We love the city for getting bad-ass about in-store packaging reduction. But ditching paper cups for polystyrene foam is just stupid after all the hard work enviros did in the 80s to purge polluting polystyrene from fast food outlets.
Before we wake up with a foam hangover, regulators might want to consider a few things.
DON'T BOLSTER IT, BAN IT
We've got to yank polystyrene (aka styrofoam) from restaurants, not lay out a welcome mat for it.
STICK WITH PAPER - FOR NOW:
Paper's not the takeout dream solution, but it's better than chem- and carbon-footprint-heavy polystyrene. The real prize is reusable cups and containers. So let's focus on getting them out there.
OFF WITH THEIR LIDS
The city says paper cups can't be recycled because clueless coffee swillers leave their lids on when tossing them. Let's at least try slapping giant "Please Remove Lids Before Recycling" signs in coffee shops as well as on the cups and lids themselves before we ban an option that has the best chance of biodegrading before we die. Polystyrene will live an eternity in landfill after it's downcycled once.
YOU SELL IT, YOU RECYCLE IT
If food and beverage containers are going to have a chance in hell of being recycled, city licences shouldn't be bestowed unless outlets handing out disposable food packages have composting and recycling bins. That means everyone from donut-selling gas stations to pizza joints should have clearly labelled blue and green bins.
BOOST STREETSIDE RECYCLING AND COMPOSTING
Most on-the-go food containers get tossed - go figure - on the go. But we just can't seem to put our trash in the right slot. Our streetside recycling bins should be way more clearly organized to make it easier for rushed Torontonians to toss it in the right hole. And, yes, we know public green composting bins are only supposed to hit the streets after condos and apartments are on board, which means you shouldn't hold your breath.
COOPERATION MAKES IT HAPPEN:
We need a binding province-wide industry-government agreement on takeout containers akin to last year's deal on plastic bag use. That means we need to see the Canadian Restaurant and Foodservices Association, packagers and others agree to the following:
• Reduce single-use takeout containers by 50 per cent (even the recyclable kind) by 2012. No pussyfooting around here.

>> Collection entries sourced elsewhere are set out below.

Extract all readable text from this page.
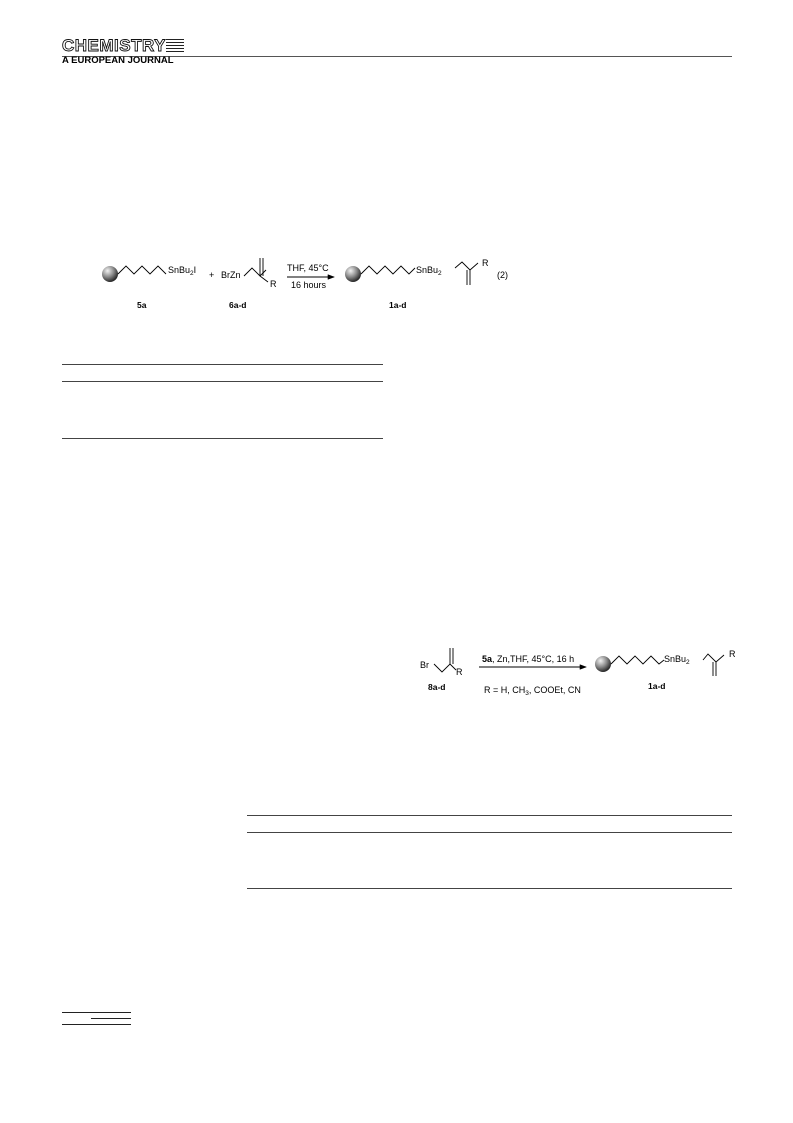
CHEMISTRY
A EUROPEAN JOURNAL
SnBu$_2$I + BrZn
R
THF, 45°C
16 hours
SnBu$_2$
R
(2)
5a	6a-d	1a-d
Br
R
8a-d
5a, Zn,THF, 45°C, 16 h
R = H, $CH_3$, COOEt, CN
SnBu$_2$
R
1a-d
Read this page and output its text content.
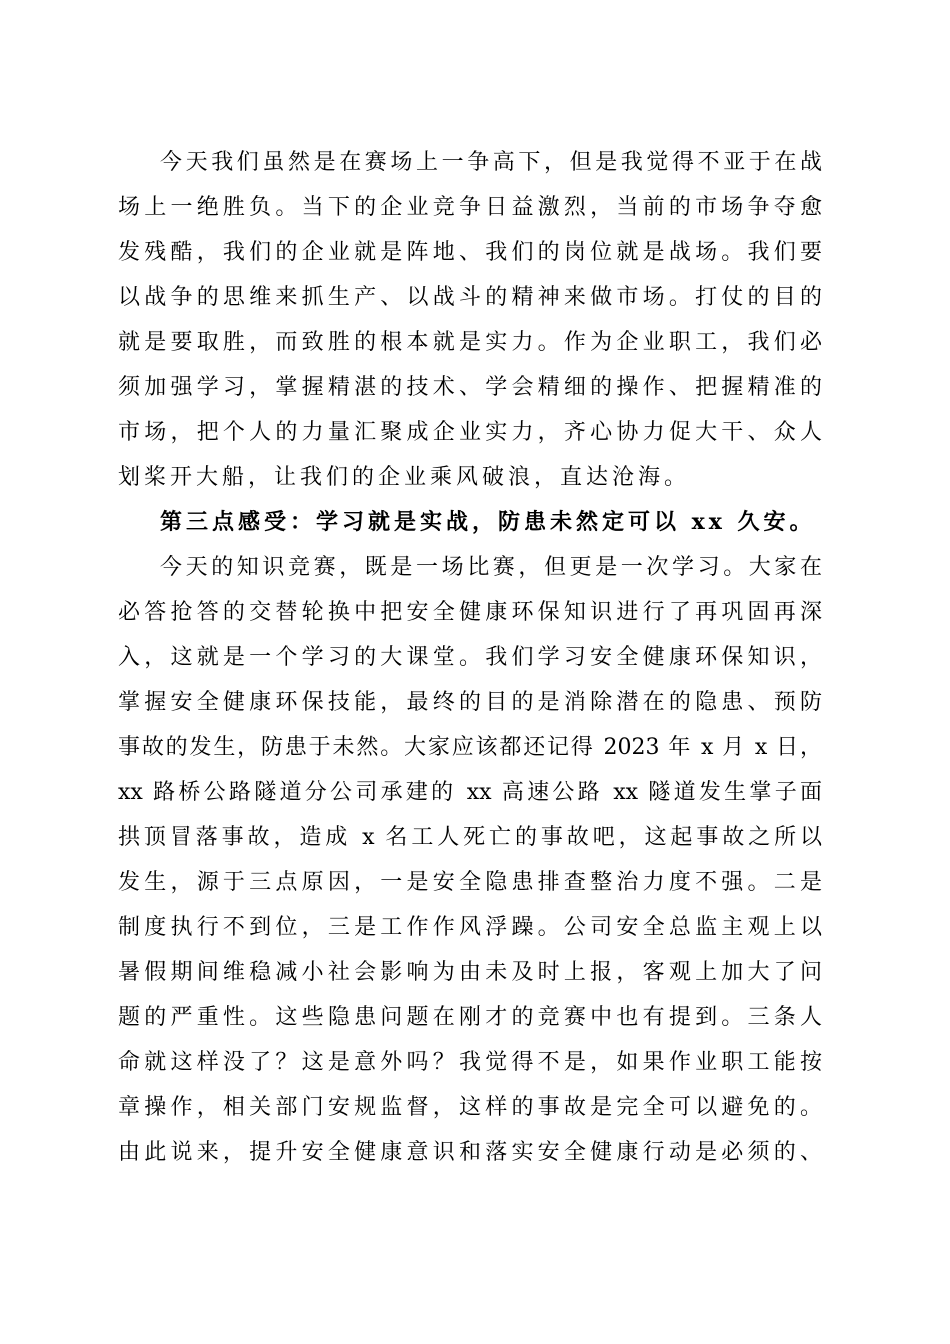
今天我们虽然是在赛场上一争高下，但是我觉得不亚于在战
场上一绝胜负。当下的企业竞争日益激烈，当前的市场争夺愈
发残酷，我们的企业就是阵地、我们的岗位就是战场。我们要
以战争的思维来抓生产、以战斗的精神来做市场。打仗的目的
就是要取胜，而致胜的根本就是实力。作为企业职工，我们必
须加强学习，掌握精湛的技术、学会精细的操作、把握精准的
市场，把个人的力量汇聚成企业实力，齐心协力促大干、众人
划桨开大船，让我们的企业乘风破浪，直达沧海。
第三点感受：学习就是实战，防患未然定可以 xx 久安。
今天的知识竞赛，既是一场比赛，但更是一次学习。大家在
必答抢答的交替轮换中把安全健康环保知识进行了再巩固再深
入，这就是一个学习的大课堂。我们学习安全健康环保知识，
掌握安全健康环保技能，最终的目的是消除潜在的隐患、预防
事故的发生，防患于未然。大家应该都还记得 2023 年 x 月 x 日，
xx 路桥公路隧道分公司承建的 xx 高速公路 xx 隧道发生掌子面
拱顶冒落事故，造成 x 名工人死亡的事故吧，这起事故之所以
发生，源于三点原因，一是安全隐患排查整治力度不强。二是
制度执行不到位，三是工作作风浮躁。公司安全总监主观上以
暑假期间维稳减小社会影响为由未及时上报，客观上加大了问
题的严重性。这些隐患问题在刚才的竞赛中也有提到。三条人
命就这样没了？这是意外吗？我觉得不是，如果作业职工能按
章操作，相关部门安规监督，这样的事故是完全可以避免的。
由此说来，提升安全健康意识和落实安全健康行动是必须的、
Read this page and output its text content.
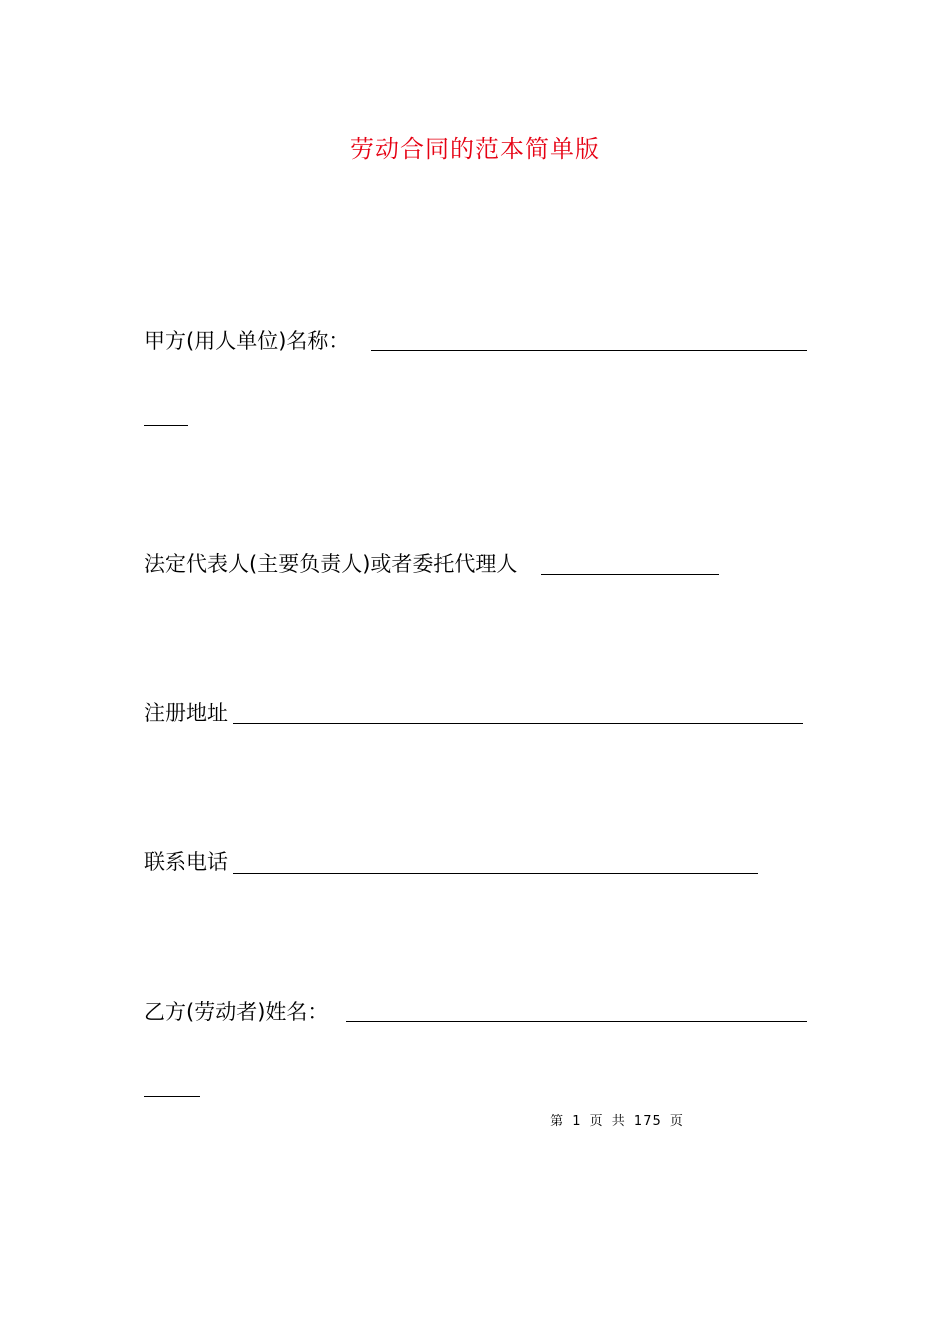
劳动合同的范本简单版
甲方(用人单位)名称：
法定代表人(主要负责人)或者委托代理人
注册地址
联系电话
乙方(劳动者)姓名：
第 1 页 共 175 页
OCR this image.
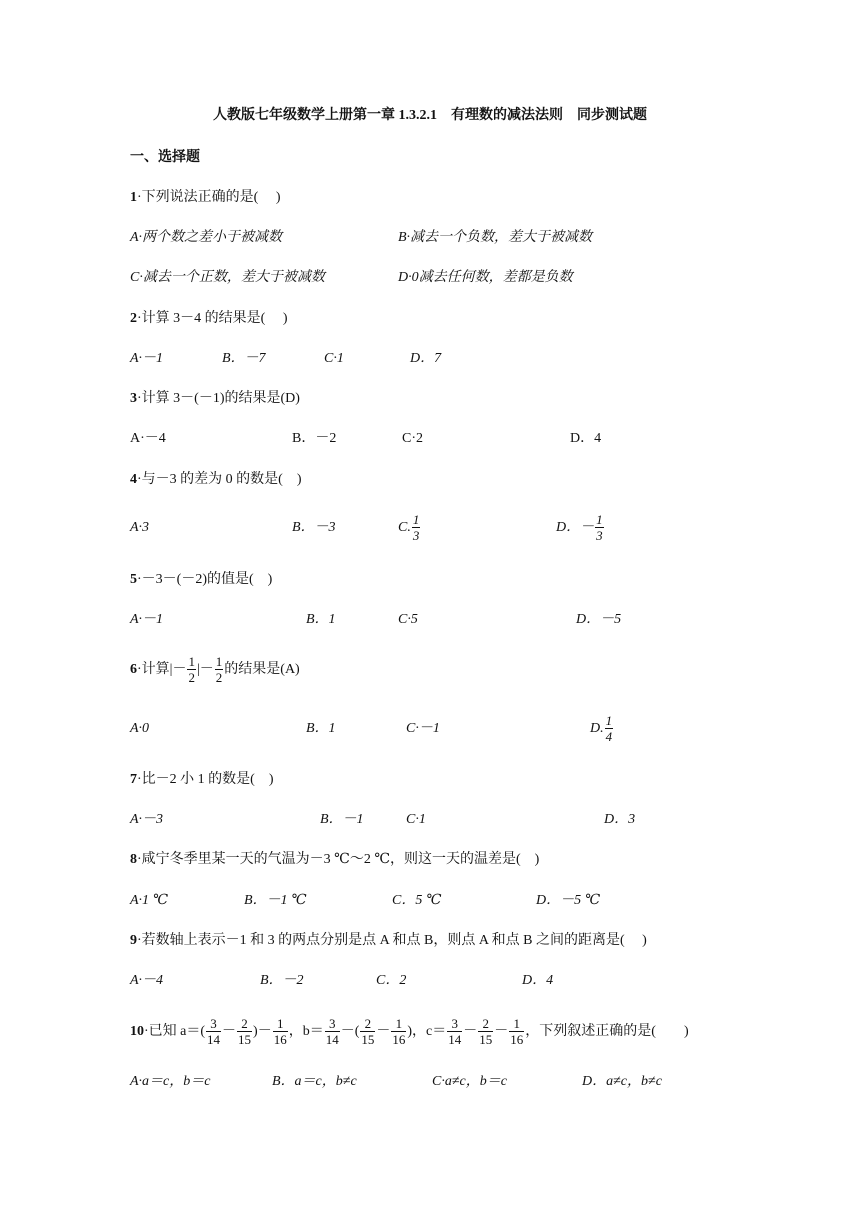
人教版七年级数学上册第一章 1.3.2.1　有理数的减法法则　同步测试题
一、选择题
1·下列说法正确的是(　 )
A·两个数之差小于被减数	B·减去一个负数，差大于被减数
C·减去一个正数，差大于被减数	D·0减去任何数，差都是负数
2·计算 3－4 的结果是(　 )
A·－1	B．－7	C·1	D．7
3·计算 3－(－1)的结果是(D)
A·－4	B．－2	C·2	D．4
4·与－3 的差为 0 的数是(　)
A·3	B．－3	C. $\frac{1}{3}$	D．－ $\frac{1}{3}$
5·－3－(－2)的值是(　)
A·－1	B．1	C·5	D．－5
6·计算|－ $\frac{1}{2}$ |－ $\frac{1}{2}$ 的结果是(A)
A·0	B．1	C·－1	D. $\frac{1}{4}$
7·比－2 小 1 的数是(　)
A·－3	B．－1	C·1	D．3
8·咸宁冬季里某一天的气温为－3 ℃～2 ℃，则这一天的温差是(　)
A·1 ℃	B．－1 ℃	C．5 ℃	D．－5 ℃
9·若数轴上表示－1 和 3 的两点分别是点 A 和点 B，则点 A 和点 B 之间的距离是(　 )
A·－4	B．－2	C．2	D．4
10·已知 $a=( \frac{3}{14} - \frac{2}{15}$ )－ $\frac{1}{16}$ ，$b= \frac{3}{14}$ －( $\frac{2}{15} - \frac{1}{16}$ )，$c= \frac{3}{14} - \frac{2}{15} - \frac{1}{16}$ ，下列叙述正确的是(　　)
A·a＝c，b＝c	B．a＝c，b≠c	C·a≠c，b＝c	D．a≠c，b≠c
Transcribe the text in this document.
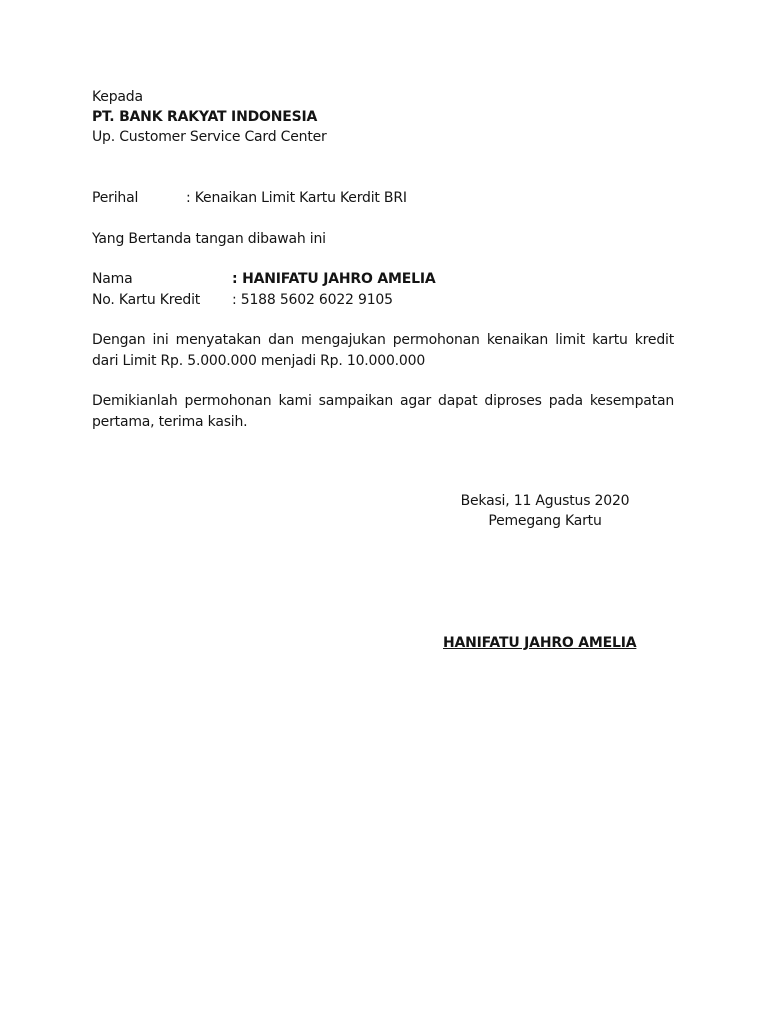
Kepada
PT. BANK RAKYAT INDONESIA
Up. Customer Service Card Center
Perihal	: Kenaikan Limit Kartu Kerdit BRI
Yang Bertanda tangan dibawah ini
Nama	: HANIFATU JAHRO AMELIA
No. Kartu Kredit : 5188 5602 6022 9105
Dengan ini menyatakan dan mengajukan permohonan kenaikan limit kartu kredit
dari Limit Rp. 5.000.000 menjadi Rp. 10.000.000
Demikianlah permohonan kami sampaikan agar dapat diproses pada kesempatan
pertama, terima kasih.
Bekasi, 11 Agustus 2020
Pemegang Kartu
HANIFATU JAHRO AMELIA
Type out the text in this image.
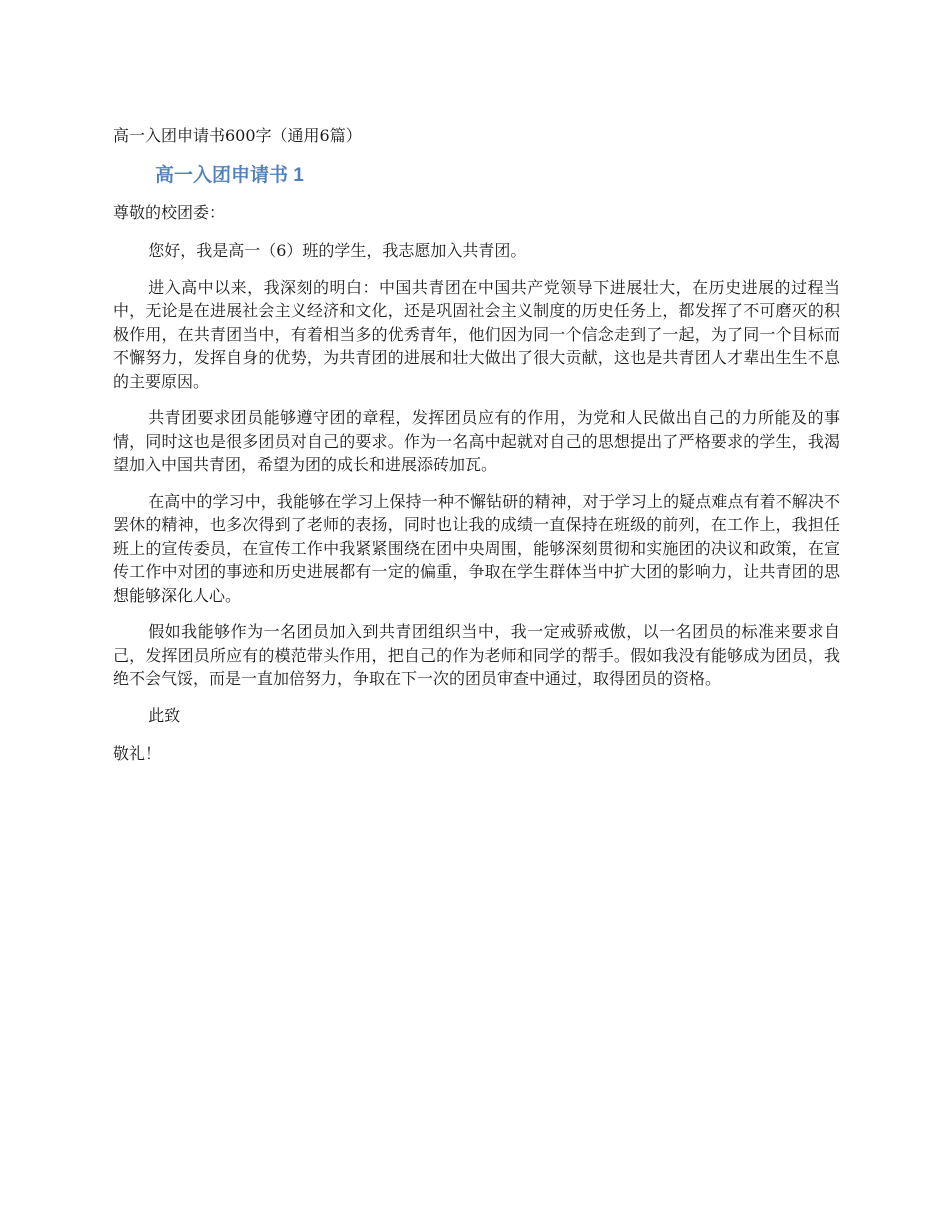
高一入团申请书600字（通用6篇）
高一入团申请书 1
尊敬的校团委：

您好，我是高一（6）班的学生，我志愿加入共青团。

进入高中以来，我深刻的明白：中国共青团在中国共产党领导下进展壮大，在历史进展的过程当中，无论是在进展社会主义经济和文化，还是巩固社会主义制度的历史任务上，都发挥了不可磨灭的积极作用，在共青团当中，有着相当多的优秀青年，他们因为同一个信念走到了一起，为了同一个目标而不懈努力，发挥自身的优势，为共青团的进展和壮大做出了很大贡献，这也是共青团人才辈出生生不息的主要原因。

共青团要求团员能够遵守团的章程，发挥团员应有的作用，为党和人民做出自己的力所能及的事情，同时这也是很多团员对自己的要求。作为一名高中起就对自己的思想提出了严格要求的学生，我渴望加入中国共青团，希望为团的成长和进展添砖加瓦。

在高中的学习中，我能够在学习上保持一种不懈钻研的精神，对于学习上的疑点难点有着不解决不罢休的精神，也多次得到了老师的表扬，同时也让我的成绩一直保持在班级的前列，在工作上，我担任班上的宣传委员，在宣传工作中我紧紧围绕在团中央周围，能够深刻贯彻和实施团的决议和政策，在宣传工作中对团的事迹和历史进展都有一定的偏重，争取在学生群体当中扩大团的影响力，让共青团的思想能够深化人心。

假如我能够作为一名团员加入到共青团组织当中，我一定戒骄戒傲，以一名团员的标准来要求自己，发挥团员所应有的模范带头作用，把自己的作为老师和同学的帮手。假如我没有能够成为团员，我绝不会气馁，而是一直加倍努力，争取在下一次的团员审查中通过，取得团员的资格。

此致
敬礼！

• Offer reusable takeout containers to consumers at a discounted rate.
• Just as the grocers of the province agreed to the front-end retraining of employees to do things like pack more items in one bag, takeout joints have to agree to retrain employees to ask patrons: 1) "Would you like that for here?" (in which case they'd serve coffee in a ceramic mug and food on a washable plate); and 2) "Do you have a reusable container with you?"
• Increase the amount of recycled content in reusable and non-reusable food containers from zero to, well, greater than zero. How 'bout 20 per cent for starters? Starbucks may only have 10 per cent recycled content in its cups, but that saves 5 million pounds of virgin tree fibre from facing the axe every year.
• Ontario's Enviro Ministry, along with the city, should fund a mass education campaign around all of the above.
BRAVE NEW CUP:
Yes, reusable mugs should be promoted above all else (especially recyclable ones like stainless steel.) But we've clearly got to overhaul disposable options as we know them. So paper cups with plastic lids are causing problems because recyclers don't want to sit there removing all the damn lids? We need some R&D funds allocated to making a paper lid to match that paper cup.
Hell, a reusable lid people can keep in their back pocket or purse for all those times they forget their reusable mug would do, too.
We also need research on making 100 per cent recycled paper cups that aren't coated with petroleum-based wax (as they are now) or food-crop-based plastic (like the corn-based liners on existing green paper cups), both of which face sustainability challenges. If people are currently making plastics out of potato waste and orange peels, why can't we seal paper takeout products with this stuff? No doubt if Tim Hortons and Starbucks were on deadline to create the world's greenest cups, solutions would percolate to the surface.
And in terms of biodegradable plastic options, these have to come not from pesticide-laden food crops like corn but from agricultural waste, so we can get a little reducing and reusing going on. Of course, we also have to have industrial composters that take them (unlike T.O.'s green bin system.) Otherwise, they'll rot in landfill just like last night's Chinese takeout containers. And that doesn't do us or the planet any good.